High school musical theater is a very big deal in two counties in Pennsylvania and one county in New Jersey. Each year, 27 high schools produce musical comedies that delight their individual communities in the school auditoriums. Then, in the spring, The Freddy Awards are held to much fanfare at the State Theatre Center for the Arts in Easton, Penn. That night, an enthusiastic audience of 1,500 and a wide local television audience view the live presentation of awards, along with selected musical numbers offered by the finalists. MOST VALUABLE PLAYERS follows three of the participating schools in 2008. Interviews of the talented, charismatic kids; the devoted, effective teachers and their colleagues; and the dedicated Freddy Awards staff are intercut with scenes shot during rehearsals, performances, and the final awards ceremony.
Is it any good?
It's amazing how much talent there is in Lehigh and Northhampton, Penn., and Warren, NJ. It's not only the inspiring kids who perform with effervescent heart and soul for these productions but also the teachers and the staffs of chorale directors, choreographers, costumers, and set designers. Director Matthew D. Kallis does a superb job of re-creating the excitement, camaraderie, and joy of all the participants. His stewardship, along with the work of writer Christopher Lockhart and editor Zack Braff, keeps the film moving, engaging, and always accessible, even for audiences who might not already be fans of musical theater. The unexpected illness of a key adult player in the story ups the ante for Kallis, and he takes it on with a gentle, effective hand.

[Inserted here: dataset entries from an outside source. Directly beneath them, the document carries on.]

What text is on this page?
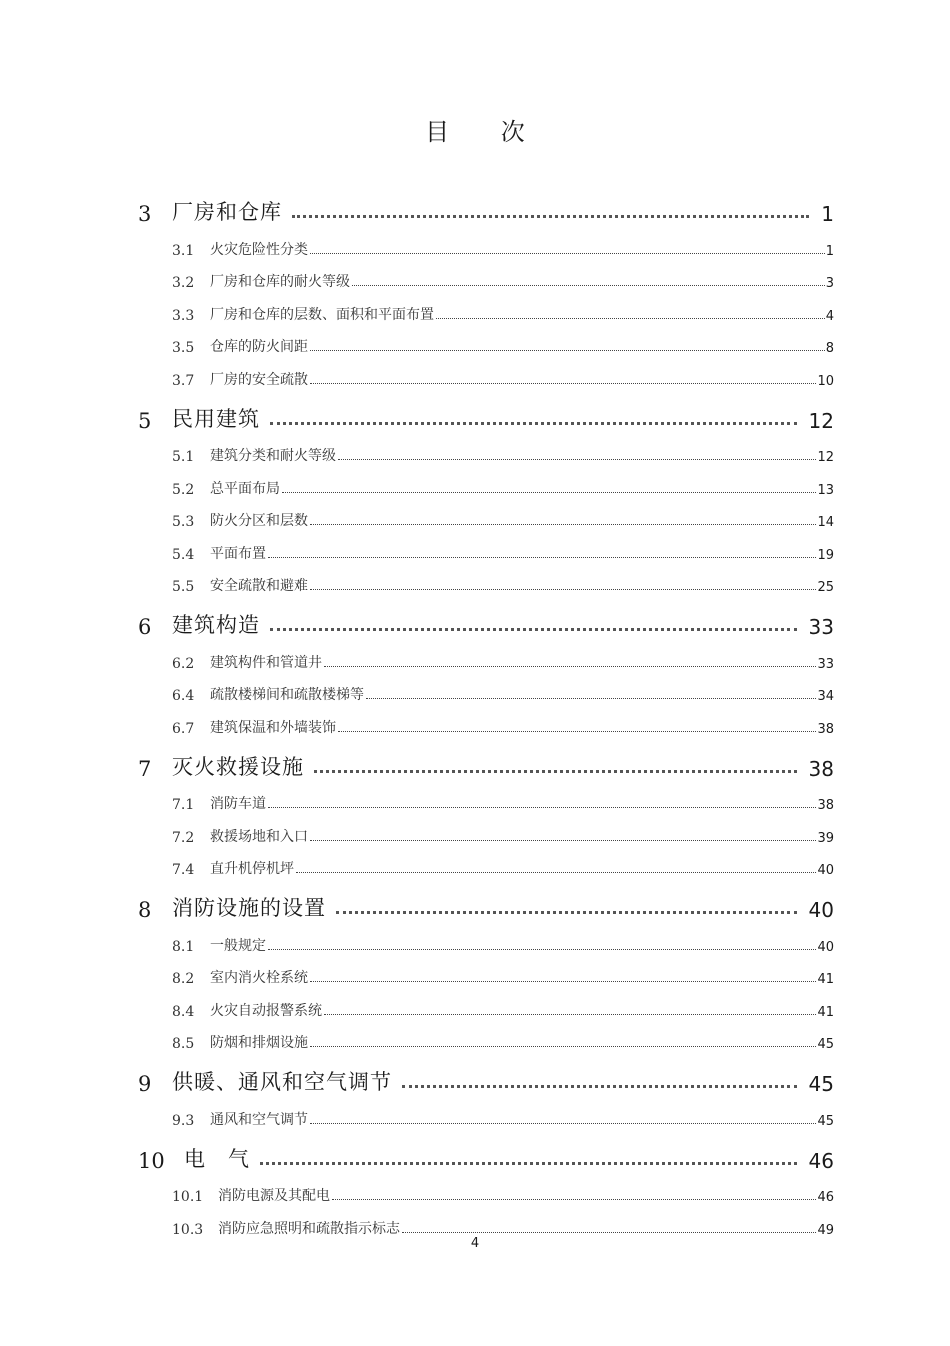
目 次
3 厂房和仓库	1
3.1	火灾危险性分类	1
3.2	厂房和仓库的耐火等级	3
3.3	厂房和仓库的层数、面积和平面布置	4
3.5	仓库的防火间距	8
3.7	厂房的安全疏散	10
5 民用建筑	12
5.1	建筑分类和耐火等级	12
5.2	总平面布局	13
5.3	防火分区和层数	14
5.4	平面布置	19
5.5	安全疏散和避难	25
6 建筑构造	33
6.2	建筑构件和管道井	33
6.4	疏散楼梯间和疏散楼梯等	34
6.7	建筑保温和外墙装饰	38
7 灭火救援设施	38
7.1	消防车道	38
7.2	救援场地和入口	39
7.4	直升机停机坪	40
8 消防设施的设置	40
8.1	一般规定	40
8.2	室内消火栓系统	41
8.4	火灾自动报警系统	41
8.5	防烟和排烟设施	45
9 供暖、通风和空气调节	45
9.3	通风和空气调节	45
10 电　气	46
10.1	消防电源及其配电	46
10.3	消防应急照明和疏散指示标志	49
4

Families can talk about...
Families can talk about stereotypes that are sometimes associated with musical theater people (nerdy, gay, weird). In what ways, if any, did this movie shatter those stereotypes?
Do you think the filmmakers were fair and gave equal exposure to the three productions they chose to explore? How did they accomplish that?
What are some of the qualities that kids who participate in team sports share with kids who participate in theater performance?